En el vibrante corazón de Santander, el Club de Leones Bucaramanga Sotomayor ha cerrado un periodo leonístico 2025-2026 marcado por la entrega, la solidaridad y un impacto social transformador. Bajo el lema de servicio constante, nuestro club no solo ha cumplido metas administrativas, sino que ha tejido una red de apoyo que ha tocado las vidas de cientos de personas en nuestra región.
El servicio comenzó con una planificación estratégica rigurosa, permitiendo que cada iniciativa alcanzara su máximo potencial. Un pilar fundamental fue la educación y la paz; a través del tradicional Concurso Cartel de la Paz, fomentamos la creatividad y los valores en las aulas del Instituto Politécnico Sede C y el Instituto Promoción Social del Norte.

La salud visual fue otra de nuestras prioridades. Mediante jornadas de tamizaje en instituciones emblemáticas como el Dámaso Zapata, el Instituto de Promoción Social del Norte y la Fundación Niños Para Dios, logramos prevenir posibles cegueras y mejorar la calidad de vida de nuestra niñez, complementado con la entrega de gafas a jóvenes que las necesitaban con urgencia. Asimismo, marcamos presencia en el Congreso de la Visión con actividades de bienestar, promoviendo la salud integral.
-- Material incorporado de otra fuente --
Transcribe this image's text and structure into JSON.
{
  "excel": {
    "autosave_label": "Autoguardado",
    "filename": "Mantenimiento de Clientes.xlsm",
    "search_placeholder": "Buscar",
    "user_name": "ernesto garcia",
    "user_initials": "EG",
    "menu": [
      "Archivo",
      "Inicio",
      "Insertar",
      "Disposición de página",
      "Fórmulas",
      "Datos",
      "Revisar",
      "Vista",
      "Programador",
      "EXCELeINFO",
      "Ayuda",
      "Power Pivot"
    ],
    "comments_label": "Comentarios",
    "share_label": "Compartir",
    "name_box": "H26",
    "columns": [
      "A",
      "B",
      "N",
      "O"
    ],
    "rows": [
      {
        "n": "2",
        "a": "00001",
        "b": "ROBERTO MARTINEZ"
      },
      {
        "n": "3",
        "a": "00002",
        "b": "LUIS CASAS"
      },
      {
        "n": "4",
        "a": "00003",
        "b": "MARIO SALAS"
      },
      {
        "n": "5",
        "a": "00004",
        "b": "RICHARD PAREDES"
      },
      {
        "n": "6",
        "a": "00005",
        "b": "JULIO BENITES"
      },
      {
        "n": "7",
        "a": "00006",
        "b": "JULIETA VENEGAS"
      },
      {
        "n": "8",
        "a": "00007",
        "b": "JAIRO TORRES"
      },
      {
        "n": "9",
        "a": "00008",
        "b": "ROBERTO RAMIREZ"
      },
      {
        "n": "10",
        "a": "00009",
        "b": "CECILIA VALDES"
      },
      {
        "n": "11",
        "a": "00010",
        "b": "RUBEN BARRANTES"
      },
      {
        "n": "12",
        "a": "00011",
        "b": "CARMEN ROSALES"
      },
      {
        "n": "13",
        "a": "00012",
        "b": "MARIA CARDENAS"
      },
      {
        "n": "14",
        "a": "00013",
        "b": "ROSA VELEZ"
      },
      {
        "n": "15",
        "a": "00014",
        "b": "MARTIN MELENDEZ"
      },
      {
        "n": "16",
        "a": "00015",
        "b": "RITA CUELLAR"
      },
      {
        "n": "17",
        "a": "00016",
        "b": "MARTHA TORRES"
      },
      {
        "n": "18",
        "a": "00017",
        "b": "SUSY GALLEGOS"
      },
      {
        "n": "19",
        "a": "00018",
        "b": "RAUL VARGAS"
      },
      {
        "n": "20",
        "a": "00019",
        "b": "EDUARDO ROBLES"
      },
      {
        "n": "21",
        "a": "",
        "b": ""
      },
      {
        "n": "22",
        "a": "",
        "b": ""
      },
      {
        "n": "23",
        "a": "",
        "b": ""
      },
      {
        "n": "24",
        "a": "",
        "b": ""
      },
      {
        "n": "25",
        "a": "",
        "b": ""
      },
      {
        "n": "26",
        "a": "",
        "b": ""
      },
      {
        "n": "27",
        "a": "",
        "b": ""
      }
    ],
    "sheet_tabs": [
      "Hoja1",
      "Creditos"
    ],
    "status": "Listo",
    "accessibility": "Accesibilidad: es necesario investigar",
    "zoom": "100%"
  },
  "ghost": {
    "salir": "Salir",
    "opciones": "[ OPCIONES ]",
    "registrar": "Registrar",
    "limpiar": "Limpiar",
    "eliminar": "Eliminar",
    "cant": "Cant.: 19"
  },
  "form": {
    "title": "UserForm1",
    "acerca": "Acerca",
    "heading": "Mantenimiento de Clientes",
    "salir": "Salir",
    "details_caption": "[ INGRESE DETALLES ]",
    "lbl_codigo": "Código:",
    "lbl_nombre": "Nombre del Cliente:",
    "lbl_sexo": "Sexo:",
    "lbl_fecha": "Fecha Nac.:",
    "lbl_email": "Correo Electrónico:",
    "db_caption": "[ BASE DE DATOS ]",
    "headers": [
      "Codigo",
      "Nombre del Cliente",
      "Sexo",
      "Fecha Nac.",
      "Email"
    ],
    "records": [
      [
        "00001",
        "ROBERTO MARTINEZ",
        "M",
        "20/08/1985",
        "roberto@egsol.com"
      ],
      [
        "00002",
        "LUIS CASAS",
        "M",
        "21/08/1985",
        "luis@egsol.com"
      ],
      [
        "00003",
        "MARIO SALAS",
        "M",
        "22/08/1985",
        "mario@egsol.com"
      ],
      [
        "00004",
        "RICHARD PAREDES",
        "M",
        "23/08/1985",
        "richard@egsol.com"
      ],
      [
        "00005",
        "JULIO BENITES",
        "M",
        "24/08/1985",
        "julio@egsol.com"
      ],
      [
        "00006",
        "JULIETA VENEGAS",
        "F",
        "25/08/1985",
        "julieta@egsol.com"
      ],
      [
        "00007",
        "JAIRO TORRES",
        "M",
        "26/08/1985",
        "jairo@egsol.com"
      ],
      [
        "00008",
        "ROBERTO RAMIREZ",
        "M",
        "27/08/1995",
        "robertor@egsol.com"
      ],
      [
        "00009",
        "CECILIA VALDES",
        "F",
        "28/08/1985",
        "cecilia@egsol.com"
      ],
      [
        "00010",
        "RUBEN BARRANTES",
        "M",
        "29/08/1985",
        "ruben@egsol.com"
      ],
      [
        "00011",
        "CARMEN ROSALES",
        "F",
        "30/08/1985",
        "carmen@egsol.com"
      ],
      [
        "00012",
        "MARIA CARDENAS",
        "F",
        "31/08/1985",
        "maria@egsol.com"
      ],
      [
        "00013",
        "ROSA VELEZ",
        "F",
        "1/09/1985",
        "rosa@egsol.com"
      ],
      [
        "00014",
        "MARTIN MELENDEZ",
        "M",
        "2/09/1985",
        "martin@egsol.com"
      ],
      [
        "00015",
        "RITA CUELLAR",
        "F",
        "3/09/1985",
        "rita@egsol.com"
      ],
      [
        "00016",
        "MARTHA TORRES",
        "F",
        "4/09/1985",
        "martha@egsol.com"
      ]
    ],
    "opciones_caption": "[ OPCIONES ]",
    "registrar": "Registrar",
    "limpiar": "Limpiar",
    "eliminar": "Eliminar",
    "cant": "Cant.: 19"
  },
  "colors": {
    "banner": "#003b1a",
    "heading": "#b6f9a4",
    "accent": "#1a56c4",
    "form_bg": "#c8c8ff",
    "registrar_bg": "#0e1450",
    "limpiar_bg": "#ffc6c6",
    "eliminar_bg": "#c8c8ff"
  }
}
Nuestra labor llegó también a quienes más lo necesitan. El Taller de Costura y Bordado no solo fue un espacio de aprendizaje, sino de amor, logrando la confección de ajuares para bebés del Plan Canguro, brindando un cálido inicio de vida a hijos de madres en situación de vulnerabilidad. La atención al adulto mayor fue una constante; visitamos el Ancianato San Antonio de Padua en Mesa de los Santos y apoyamos con medicamentos al ancianato Bienestar del Anciano, mientras que en la Fundación Santa Rita de Cascia entregamos alimentos para combatir el hambre de abuelos en abandono.
La capacidad de respuesta ante la crisis fue otro de nuestros hitos. Tras el devastador incendio en el Asentamiento Humano 12 de Octubre, los clubes de leones de Bucaramanga unimos fuerzas en una jornada de ayuda humanitaria inmediata, demostrando que en la unión está la verdadera fuerza del león.
Finalmente, nuestro compromiso con el planeta y la salud pública se consolidó mediante la donación de tapas para la Fundación Sanar y la recolección de plástico para Botellas de Amor. Estos logros fueron honrados con la visita de nuestra gobernadora, Cecilia Navarro de Orozco, quien pudo constatar que el Club de Leones Bucaramanga Sotomayor sigue siendo un faro de esperanza.
Cerramos este ciclo con la satisfacción del deber cumplido, pero con el corazón listo para el siguiente reto. Porque donde hay una necesidad, hay un León dispuesto a servir.